スタッフはガス会社や水道局にも足を運びました。ところが、ここでも「プライバシーの保護」ということで、そのアパートの名義人の名前を教えてもらうことはできませんでした。
 しかし、ここで諦める訳にはいきません。粘りに粘った結果、その部屋の名義人は彼女ではないことだけは確認できたのでした。
 調査は暗礁に乗り上げてしまいました。こうなれば、もう一度原点に戻るしかありません。
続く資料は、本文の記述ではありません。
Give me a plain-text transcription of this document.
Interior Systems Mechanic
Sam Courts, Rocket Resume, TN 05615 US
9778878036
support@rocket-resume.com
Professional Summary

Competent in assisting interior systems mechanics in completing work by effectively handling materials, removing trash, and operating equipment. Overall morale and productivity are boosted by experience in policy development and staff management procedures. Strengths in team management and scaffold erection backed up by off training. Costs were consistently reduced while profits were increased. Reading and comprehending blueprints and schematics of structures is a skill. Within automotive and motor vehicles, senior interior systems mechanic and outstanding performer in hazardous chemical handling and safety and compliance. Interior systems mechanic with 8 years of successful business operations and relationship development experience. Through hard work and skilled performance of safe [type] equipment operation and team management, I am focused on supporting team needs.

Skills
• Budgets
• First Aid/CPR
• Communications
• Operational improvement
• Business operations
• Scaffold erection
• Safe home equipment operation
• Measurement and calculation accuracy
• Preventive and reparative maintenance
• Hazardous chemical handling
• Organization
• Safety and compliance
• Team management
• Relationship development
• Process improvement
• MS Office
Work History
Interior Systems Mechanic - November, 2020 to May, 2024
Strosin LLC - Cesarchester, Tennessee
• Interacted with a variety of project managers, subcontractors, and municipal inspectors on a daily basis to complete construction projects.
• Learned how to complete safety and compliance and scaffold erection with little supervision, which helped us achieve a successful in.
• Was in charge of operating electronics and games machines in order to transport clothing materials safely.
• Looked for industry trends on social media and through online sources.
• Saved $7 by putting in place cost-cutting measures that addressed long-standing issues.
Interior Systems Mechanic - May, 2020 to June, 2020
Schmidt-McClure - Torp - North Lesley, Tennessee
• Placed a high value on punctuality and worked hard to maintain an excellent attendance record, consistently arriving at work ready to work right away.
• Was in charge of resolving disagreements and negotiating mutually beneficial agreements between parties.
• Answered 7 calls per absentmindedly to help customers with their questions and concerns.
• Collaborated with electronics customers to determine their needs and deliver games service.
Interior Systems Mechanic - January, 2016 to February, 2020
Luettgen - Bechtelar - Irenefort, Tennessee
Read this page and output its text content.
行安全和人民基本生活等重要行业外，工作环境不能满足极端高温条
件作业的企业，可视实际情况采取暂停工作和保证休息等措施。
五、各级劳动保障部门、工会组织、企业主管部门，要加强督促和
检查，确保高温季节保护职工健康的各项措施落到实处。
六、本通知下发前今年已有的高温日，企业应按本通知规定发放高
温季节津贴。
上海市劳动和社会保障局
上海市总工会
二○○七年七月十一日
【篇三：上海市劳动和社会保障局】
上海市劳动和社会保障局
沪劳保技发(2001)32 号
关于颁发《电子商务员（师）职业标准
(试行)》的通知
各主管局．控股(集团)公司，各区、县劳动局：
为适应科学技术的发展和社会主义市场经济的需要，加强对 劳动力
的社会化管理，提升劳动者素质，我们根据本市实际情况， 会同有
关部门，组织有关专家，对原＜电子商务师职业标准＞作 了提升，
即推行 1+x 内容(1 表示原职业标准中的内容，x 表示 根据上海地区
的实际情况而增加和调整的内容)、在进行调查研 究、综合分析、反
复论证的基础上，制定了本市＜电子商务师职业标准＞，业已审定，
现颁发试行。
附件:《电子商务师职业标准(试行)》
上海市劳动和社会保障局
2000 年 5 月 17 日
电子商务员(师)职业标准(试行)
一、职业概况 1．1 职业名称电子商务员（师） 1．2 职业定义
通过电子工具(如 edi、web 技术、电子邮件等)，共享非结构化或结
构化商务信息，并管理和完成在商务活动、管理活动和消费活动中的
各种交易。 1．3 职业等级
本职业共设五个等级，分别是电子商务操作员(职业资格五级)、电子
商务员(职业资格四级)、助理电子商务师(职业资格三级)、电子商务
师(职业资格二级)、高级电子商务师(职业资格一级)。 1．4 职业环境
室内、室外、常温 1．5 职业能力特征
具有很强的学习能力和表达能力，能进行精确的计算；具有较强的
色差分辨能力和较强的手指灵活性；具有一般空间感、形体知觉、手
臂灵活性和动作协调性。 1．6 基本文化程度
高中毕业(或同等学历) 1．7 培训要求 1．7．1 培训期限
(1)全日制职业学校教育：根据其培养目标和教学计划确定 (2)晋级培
 スタッフは再度、アパートを管理する不動産屋さんに出向きました。すったもんだの交渉の末、やっとこんな情報を聞き出すことができました。
「あそこのアパートの家主は何回も変わっていて、あの部屋に入居された時の家主さんは三代くらい前の方です。その家主さんのことはウチでは把握してないんですよ。今の家主さんなら分かりますが……。実際のところ、私共でもあの住人のことはよく分からないんですよ。家賃はきちっと振り込まれていますけれど、部屋をどんな風に使われているのかも知らないんですよ。ですから、お教えすると言っても、今の家主さんのご連絡先ぐらいしか分かりませんねぇ」
 この状況下では、それだけでも御の字でした。
不動産家さんが教えてくれた家主さん宅へ、スタッフは急行しました。しかし、不動産家さんから得た情報以上のものは何も得られなかったのでした。
 「あのアパートが私の所有になったのは2年前です。あの部屋の人とは面識がないんですよ。家賃は月々、不動産屋さんが管理してくれている口座へきちっと振り込まれているようですけどね。三代前の家主さんならよくご存じだと思うんですけどねぇ……」 家主さんはそう話してくれました。 「その三代前の家主さんのご連絡先は分かりますでしょうか?」
 スタッフは勢い込んで尋ねました。
 「それがねぇ……、その方は行方不明なんですよ。何でも、かなりの負債を抱えられたとかで。あのアパートもその時に手離されたみたいですよ」
 これでまた、彼女へ繋がる糸は切れてしまいました。